Auftragseingang – LMU

Nutzersteuerung beim geplanten Zentrum für Geowissenschaften

Die Ludwig-Maximilians-Universität (LMU) baut im Herzen von München in der Schillerstraße für 140 Millionen Euro ein neues Zentrum für die Geo- und Umweltwissenschaften sowie die Staatssammlungen. Die Fertigstellung ist für 2025 geplant. Die bisher über mehrere Gebäude verteilten Geologen und Paläontologen, Geophysiker, Mineralogen oder auch Kristallkundler sollen dann zukünftig interdisziplinär in einem Gebäude in engem Austausch arbeiten und forschen können. Ergänzt werden soll dies durch ein publikumswirksames Forum mit Dauer- und Sonderausstellungen, Workshops, Vorträgen und vielen weiteren lnteraktionsangeboten für Jung und Alt.

Rücker + Schindele wurde hierbei mit der Nutzer- und Betreiberprojektsteuerung beauftragt, mit dem Ziel einer moderierten Entscheidungsfindung zur Definition sämtlicher Anforderungen der Geowissenschaften.

Der Leistungsumfang beinhaltet konkret folgende Ergebnisse:

  • Definition, Optimierung und Dokumentation der Einzelprozesse des betrieblichen Ablaufs für die entsprechenden Abteilungen mit dem Schwerpunkt „Labore und Werkstätten“ als belastbare Grundlage für die anschließende Gebäudeplanung
  • Strukturierung und Dokumentation der Kommunikationsbeziehungen und Arbeitsprozesse der einzelnen Lehrstühle und Cores
  • Unterstützung der Wissenschaftler (Nutzer) bei der Beschreibung der Betriebsabläufe und Funktionen bis hin zur Definition aller notwendigen Anforderungen (inkl. baurelevanter Geräte- und Gefahrstofflisten) in einem Raumbuch.
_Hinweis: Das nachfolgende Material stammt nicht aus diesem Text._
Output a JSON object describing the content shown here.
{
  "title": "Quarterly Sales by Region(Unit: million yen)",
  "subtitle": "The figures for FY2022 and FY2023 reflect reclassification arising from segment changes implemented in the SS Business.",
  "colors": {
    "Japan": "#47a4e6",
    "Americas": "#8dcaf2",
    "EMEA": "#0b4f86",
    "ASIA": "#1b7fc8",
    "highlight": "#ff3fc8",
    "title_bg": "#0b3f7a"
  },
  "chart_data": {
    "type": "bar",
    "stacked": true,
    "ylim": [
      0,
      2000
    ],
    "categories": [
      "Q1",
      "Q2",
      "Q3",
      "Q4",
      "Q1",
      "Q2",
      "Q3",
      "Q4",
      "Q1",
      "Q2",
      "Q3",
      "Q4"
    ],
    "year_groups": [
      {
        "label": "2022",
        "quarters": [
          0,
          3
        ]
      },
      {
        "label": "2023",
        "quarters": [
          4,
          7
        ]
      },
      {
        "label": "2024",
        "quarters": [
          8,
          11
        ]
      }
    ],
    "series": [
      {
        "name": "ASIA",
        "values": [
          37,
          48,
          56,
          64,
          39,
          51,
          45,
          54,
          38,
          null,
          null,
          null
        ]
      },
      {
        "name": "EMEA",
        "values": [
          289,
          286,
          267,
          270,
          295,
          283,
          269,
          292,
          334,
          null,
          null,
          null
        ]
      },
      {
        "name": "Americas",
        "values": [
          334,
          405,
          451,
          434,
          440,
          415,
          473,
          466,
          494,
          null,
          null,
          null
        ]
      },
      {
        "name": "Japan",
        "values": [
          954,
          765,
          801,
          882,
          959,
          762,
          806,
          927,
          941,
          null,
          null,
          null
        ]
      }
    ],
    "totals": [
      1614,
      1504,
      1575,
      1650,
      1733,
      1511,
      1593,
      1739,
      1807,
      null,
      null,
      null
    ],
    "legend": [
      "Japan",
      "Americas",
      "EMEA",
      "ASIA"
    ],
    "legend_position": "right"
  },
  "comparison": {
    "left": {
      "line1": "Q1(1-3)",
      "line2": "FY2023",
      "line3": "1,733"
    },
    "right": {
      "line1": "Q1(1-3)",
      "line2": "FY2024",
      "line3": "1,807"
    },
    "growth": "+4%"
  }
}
Dieses Raumbuch wird Planungsgrundlage für die Gebäudeplaner
  • Konsolidierung und Schnittstellenmanagement
  • Dokumentation und Berichtswesen

Wir freuen uns sehr über die Fortsetzung unserer Zusammenarbeit mit der Münchner Hochschullandschaft in Bezug auf die anwenderorientierte Gestaltung ihrer Infrastrukturprojekte, wie bereits im Projekt für das Zentrum für fortgeschrittene Laserexperimente in Garching (CALA).
Außerdem besteht in diesem Projekt die Chance, unsere methodischen Kompetenzen des Systems Engineering noch enger mit unserem Know-how in der Technischen Gebäudeausstattung zu verschmelzen.

Umgesetzt werden soll das neue LMU-Forum voraussichtlich nach den Plänen des Architekten Ulrich Renger. Sein Plan sieht ein leicht geschwungenes Gebäude mit fünf oberirdischen Stockwerken, etwa 18.000 Quadratmetern Nutzfläche und einer Fassade aus Beton, Stahl, Aluminium und Glas vor. Seine Idee ist es, sowohl den Besuchern einen offenen Einblick zu gewähren, als auch gleichzeitig den Wissenschaftlern ein ungestörtes Arbeiten zu ermöglichen. Daher sind drei Zonen angedacht: zum öffentlichen Raum hin die Ausstellungflächen, die Cafeteria und die Bibliothek. Daran anschließend die Bürozone und dahinter die wissenschaftlichen Labore für Forschung und Lehre.